Watanabe Naoaki, Sato Ryota, Nagai Hideaki, Matsui Hirotoshi, Yamane Akira, Kawashima Masahiro, Suzuki Junko, Tashimo Hiroyuki, Ohshima Nobuharu, Masuda Kimihiko, Tamura Atsuhisa, Akagawa Shinobu, Hebisawa Akira, Ohta Ken
Center for Pulmonary Diseases, National Hospital Organization Tokyo National Hospital, Japan.
Department of Clinical Research, National Hospital Organization Tokyo National Hospital, Japan.
Intern Med. 2017 Oct 1;56(19):2661-2666. doi: 10.2169/internalmedicine.8713-16. Epub 2017 Sep 6.

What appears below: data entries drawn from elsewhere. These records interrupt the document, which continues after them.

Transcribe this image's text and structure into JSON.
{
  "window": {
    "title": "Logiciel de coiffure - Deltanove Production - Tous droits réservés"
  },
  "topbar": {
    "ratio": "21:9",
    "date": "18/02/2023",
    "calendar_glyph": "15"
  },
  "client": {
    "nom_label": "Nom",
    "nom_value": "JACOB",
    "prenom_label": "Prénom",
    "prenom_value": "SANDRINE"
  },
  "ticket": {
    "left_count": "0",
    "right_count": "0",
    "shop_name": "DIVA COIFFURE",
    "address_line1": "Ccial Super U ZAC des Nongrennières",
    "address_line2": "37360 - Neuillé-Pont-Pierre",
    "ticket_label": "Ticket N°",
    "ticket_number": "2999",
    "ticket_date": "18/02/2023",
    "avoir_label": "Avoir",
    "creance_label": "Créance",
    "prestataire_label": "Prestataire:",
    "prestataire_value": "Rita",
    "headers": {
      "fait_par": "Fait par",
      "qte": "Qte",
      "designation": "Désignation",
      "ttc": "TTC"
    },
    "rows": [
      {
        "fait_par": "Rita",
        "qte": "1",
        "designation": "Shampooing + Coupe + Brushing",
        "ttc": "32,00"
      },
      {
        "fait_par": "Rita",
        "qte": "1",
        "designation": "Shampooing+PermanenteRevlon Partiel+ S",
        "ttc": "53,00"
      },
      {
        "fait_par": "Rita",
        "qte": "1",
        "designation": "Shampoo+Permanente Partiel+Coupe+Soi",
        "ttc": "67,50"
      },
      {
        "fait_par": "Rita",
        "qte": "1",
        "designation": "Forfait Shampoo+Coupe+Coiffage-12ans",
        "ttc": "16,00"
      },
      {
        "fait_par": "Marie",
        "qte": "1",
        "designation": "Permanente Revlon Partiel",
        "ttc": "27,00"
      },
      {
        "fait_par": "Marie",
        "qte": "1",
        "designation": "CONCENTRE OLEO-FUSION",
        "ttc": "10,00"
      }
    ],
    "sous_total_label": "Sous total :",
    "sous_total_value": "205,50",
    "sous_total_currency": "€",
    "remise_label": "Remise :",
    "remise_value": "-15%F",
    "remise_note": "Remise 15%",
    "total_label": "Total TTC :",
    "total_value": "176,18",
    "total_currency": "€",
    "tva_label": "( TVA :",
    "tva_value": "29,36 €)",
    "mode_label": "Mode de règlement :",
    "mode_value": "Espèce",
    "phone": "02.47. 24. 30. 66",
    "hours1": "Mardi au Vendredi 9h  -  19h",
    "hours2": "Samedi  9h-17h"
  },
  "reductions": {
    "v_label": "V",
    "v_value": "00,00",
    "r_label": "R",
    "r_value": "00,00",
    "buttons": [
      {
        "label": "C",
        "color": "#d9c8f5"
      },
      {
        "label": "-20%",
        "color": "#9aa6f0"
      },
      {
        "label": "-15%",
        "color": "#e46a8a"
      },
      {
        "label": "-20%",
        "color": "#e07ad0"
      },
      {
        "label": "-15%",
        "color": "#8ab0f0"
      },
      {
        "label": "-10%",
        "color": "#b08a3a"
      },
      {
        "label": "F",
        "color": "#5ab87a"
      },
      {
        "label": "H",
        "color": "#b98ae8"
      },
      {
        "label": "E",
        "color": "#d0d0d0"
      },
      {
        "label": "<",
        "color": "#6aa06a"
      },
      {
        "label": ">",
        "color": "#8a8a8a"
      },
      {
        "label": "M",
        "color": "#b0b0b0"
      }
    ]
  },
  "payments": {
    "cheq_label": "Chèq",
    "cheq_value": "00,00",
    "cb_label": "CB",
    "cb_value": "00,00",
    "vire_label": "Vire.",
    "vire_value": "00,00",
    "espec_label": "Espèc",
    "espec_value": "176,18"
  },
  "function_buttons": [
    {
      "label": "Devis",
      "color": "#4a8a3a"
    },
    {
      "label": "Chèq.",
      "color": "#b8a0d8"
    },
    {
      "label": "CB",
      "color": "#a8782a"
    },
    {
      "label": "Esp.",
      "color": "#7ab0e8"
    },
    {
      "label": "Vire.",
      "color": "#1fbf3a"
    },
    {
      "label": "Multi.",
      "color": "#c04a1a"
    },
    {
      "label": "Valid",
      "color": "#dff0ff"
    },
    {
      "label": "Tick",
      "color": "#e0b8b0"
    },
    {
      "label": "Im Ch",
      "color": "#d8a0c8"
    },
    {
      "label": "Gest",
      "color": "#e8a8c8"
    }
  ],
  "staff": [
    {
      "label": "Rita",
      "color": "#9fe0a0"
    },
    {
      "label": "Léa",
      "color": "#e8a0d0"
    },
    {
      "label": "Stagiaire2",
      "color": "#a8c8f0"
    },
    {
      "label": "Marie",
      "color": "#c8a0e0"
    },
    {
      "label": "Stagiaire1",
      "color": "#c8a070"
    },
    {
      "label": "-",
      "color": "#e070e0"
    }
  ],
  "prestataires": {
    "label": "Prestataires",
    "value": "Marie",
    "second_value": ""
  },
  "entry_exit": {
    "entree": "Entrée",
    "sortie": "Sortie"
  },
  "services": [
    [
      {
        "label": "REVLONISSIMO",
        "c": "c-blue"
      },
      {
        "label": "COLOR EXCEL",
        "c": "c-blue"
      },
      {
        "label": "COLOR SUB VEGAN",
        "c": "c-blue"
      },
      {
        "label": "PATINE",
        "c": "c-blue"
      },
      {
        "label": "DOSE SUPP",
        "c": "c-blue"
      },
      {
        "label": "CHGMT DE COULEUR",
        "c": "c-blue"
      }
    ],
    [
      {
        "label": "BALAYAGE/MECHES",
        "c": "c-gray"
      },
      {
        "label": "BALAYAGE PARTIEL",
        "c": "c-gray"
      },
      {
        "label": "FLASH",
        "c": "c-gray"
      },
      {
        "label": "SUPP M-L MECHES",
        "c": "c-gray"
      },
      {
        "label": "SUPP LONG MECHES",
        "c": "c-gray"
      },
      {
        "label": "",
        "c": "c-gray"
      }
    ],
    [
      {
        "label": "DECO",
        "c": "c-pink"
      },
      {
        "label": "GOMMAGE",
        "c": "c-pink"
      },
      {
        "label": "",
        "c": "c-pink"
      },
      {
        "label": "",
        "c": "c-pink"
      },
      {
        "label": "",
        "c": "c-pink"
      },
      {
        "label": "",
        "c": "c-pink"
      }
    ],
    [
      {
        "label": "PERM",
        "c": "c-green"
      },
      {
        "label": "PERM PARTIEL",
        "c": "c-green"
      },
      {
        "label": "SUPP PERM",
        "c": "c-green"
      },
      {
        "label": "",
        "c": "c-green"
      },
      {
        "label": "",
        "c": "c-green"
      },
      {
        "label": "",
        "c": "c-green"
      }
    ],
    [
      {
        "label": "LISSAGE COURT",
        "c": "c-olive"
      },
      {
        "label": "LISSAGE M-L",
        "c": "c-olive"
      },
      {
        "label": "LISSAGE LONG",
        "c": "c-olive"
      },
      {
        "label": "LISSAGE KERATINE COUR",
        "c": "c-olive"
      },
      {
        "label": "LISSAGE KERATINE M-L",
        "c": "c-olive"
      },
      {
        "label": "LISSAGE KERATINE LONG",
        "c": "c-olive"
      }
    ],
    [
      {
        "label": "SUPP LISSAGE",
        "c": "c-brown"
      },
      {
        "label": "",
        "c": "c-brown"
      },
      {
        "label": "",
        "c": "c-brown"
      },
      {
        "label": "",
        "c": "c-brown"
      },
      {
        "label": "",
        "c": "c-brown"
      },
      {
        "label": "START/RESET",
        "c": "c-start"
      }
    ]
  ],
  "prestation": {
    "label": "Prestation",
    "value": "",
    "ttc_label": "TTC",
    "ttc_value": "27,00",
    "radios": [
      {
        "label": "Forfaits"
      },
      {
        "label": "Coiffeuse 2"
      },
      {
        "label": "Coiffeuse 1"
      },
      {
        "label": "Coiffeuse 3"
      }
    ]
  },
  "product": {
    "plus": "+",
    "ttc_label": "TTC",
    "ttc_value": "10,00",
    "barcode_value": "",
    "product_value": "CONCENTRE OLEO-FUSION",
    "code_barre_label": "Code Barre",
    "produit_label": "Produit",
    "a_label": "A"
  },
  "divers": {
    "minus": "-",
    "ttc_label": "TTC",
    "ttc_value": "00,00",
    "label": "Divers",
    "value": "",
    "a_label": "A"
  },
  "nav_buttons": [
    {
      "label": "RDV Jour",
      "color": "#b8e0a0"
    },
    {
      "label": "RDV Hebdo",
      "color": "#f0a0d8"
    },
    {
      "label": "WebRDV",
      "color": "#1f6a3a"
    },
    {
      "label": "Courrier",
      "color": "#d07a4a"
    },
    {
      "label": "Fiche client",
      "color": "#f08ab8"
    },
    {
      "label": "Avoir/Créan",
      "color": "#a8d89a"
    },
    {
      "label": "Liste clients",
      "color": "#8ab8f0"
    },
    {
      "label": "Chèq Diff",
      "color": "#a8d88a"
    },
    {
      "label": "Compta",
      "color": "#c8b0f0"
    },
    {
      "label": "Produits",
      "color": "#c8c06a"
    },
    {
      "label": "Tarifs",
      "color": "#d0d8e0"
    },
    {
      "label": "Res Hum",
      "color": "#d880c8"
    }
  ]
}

A 60-year-old man was admitted to our hospital because of a persistent fever with enlargement of multiple lymph nodes in the mediastinum and around the pancreatic head. He was diagnosed with tuberculosis and human immunodeficiency virus infection. We started antiretroviral therapy three weeks after the initiation of anti-tuberculous therapy. Two weeks later, jaundice appeared with dilatation of the biliary tract due to further enlargement of the lymph nodes, which seemed to be immune reconstitution inflammatory syndrome (IRIS). The administration of corticosteroids resolved the obstructive jaundice without surgical treatment or endoscopic drainage. Obstructive jaundice caused by IRIS should first be treated with corticosteroids before invasive treatment.
一名60岁男性因持续发热、纵隔及胰头周围多发淋巴结肿大入院。他被诊断为结核病和人类免疫缺陷病毒感染。在开始抗结核治疗三周后,我们启动了抗逆转录病毒治疗。两周后,由于淋巴结进一步肿大,出现黄疸并伴有胆道扩张,这似乎是免疫重建炎症综合征(IRIS)。给予皮质类固醇后,梗阻性黄疸得以缓解,无需手术治疗或内镜引流。由IRIS引起的梗阻性黄疸在进行侵入性治疗前应首先用皮质类固醇治疗。